Watling Street was originally a track used by the Britons for hundreds of years before the Romans returned to the island in AD 43. As the army made its way inland, they set up new Roman towns, Britons tribes that got in its way including the Iceni were told to cooperate or surrender.
The Iceni lands were in east-central England. In around AD 60 the Iceni king died. He left his lands to his daughters and to the Roman emperor. But Emperor Nero wouldn’t share. He took over. The king’s wife, Boudicca objected. As punishment, Nero’s deputy had Boudicca beaten and her daughter’s raped.
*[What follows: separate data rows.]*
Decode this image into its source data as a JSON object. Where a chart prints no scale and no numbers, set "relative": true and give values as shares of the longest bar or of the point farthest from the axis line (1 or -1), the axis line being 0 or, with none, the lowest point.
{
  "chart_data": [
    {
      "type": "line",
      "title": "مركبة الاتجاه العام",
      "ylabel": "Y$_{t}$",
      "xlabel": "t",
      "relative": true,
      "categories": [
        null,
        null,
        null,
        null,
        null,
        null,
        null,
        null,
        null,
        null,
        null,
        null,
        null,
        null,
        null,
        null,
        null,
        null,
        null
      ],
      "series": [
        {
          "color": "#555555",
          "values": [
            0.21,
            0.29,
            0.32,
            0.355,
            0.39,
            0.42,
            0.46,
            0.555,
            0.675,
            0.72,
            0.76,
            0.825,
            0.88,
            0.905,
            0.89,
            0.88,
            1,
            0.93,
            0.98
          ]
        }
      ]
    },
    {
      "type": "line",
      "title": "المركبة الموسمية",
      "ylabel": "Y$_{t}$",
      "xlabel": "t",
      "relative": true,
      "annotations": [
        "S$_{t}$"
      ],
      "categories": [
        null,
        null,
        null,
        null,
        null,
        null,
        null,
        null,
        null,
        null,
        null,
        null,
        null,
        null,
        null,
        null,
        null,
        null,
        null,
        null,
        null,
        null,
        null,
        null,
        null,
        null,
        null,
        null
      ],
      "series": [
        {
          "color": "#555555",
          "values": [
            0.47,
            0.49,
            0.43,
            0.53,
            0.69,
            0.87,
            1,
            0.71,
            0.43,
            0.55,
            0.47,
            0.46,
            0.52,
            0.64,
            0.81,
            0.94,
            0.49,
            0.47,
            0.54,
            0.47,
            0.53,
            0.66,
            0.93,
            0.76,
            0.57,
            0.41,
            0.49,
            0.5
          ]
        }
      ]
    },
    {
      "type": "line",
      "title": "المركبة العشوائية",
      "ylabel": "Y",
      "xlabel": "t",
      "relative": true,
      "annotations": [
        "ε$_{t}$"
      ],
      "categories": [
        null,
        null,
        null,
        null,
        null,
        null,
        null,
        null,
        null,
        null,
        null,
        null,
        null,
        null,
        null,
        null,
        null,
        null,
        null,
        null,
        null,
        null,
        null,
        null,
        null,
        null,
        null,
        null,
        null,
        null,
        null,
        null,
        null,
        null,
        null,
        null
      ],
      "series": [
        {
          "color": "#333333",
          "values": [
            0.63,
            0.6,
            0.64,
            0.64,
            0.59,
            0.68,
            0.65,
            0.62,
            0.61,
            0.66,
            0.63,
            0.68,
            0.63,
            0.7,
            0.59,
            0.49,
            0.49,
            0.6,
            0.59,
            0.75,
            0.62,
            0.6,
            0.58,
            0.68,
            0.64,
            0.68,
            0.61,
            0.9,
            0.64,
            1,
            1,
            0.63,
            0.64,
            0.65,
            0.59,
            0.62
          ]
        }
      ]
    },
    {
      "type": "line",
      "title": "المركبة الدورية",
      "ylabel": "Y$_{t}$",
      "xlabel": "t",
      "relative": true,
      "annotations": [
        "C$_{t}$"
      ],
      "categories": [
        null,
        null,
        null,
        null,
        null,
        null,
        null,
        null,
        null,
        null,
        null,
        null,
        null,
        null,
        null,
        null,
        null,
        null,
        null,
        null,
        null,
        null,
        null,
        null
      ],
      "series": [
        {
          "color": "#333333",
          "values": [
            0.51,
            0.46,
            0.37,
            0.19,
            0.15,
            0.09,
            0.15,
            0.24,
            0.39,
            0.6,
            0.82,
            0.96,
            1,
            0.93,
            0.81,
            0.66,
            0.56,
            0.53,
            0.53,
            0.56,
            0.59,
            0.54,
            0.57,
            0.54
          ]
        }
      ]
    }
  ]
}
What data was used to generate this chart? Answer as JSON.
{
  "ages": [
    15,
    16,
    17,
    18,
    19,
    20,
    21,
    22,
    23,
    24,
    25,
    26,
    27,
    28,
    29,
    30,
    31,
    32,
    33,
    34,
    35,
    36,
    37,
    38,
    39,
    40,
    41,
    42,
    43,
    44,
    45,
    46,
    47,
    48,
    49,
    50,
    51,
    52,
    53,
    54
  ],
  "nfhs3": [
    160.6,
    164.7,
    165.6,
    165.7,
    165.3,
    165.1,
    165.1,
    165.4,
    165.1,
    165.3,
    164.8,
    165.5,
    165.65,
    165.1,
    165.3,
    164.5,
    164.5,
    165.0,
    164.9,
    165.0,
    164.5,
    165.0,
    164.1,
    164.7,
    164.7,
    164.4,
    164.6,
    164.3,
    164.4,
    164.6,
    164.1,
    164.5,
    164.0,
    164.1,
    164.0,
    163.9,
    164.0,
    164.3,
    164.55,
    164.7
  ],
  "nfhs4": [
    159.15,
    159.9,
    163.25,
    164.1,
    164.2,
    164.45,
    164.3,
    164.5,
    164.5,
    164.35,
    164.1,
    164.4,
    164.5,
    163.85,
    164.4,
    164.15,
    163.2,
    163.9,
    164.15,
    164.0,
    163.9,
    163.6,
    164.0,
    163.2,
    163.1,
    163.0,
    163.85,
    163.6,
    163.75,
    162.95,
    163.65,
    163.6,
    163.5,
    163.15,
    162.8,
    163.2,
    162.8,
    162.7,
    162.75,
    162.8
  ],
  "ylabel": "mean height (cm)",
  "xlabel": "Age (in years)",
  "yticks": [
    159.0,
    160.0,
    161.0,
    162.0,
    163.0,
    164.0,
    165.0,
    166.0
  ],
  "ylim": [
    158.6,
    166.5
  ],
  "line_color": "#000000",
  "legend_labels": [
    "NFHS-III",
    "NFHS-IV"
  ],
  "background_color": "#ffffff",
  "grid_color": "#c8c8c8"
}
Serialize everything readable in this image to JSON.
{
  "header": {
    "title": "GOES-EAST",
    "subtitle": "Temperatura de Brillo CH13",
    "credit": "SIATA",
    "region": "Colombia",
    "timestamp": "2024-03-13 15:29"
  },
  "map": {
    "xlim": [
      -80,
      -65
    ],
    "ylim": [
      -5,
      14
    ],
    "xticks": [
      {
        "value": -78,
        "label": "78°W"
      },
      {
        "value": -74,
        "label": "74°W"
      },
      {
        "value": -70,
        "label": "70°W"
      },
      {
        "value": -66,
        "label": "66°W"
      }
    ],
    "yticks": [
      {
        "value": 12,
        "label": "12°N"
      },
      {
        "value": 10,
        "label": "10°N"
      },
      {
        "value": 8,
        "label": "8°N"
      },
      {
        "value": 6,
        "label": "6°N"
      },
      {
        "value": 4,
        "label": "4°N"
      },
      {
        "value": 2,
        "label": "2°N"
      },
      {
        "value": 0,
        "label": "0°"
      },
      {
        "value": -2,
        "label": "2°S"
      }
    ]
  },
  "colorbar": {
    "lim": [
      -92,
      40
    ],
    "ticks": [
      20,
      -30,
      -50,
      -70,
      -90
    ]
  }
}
Boudicca reached out to other abused Briton tribes. Their hugh army marched to the new Roman towns.
The Battle of Watling Street was between an alliance of indigenous British people led by Boudicca and a Roman army led by Gaius Suetonius Paulinus. The Romans were very heavily outnumbered but won a decisive victory that ended resistance to Roman in the southern half of Britain.
The main part of Watling Street connected Canterbury in Kent with St Albans in Herefordshire, just a few miles north of Radlett. The Roman took it over, straightened it, paved it and used it to link Dover and Richborough in Kent with London.
During the Viking period, Watling Street appears to have functioned as a boundary between the area of Scandinavia settlement and the area that remained under English control.
The archeologist who excavated the settlement of Tripontium, on Watling Street near Rugby suggested in 1997 that the battle took place on the nearby Dunsmore plain.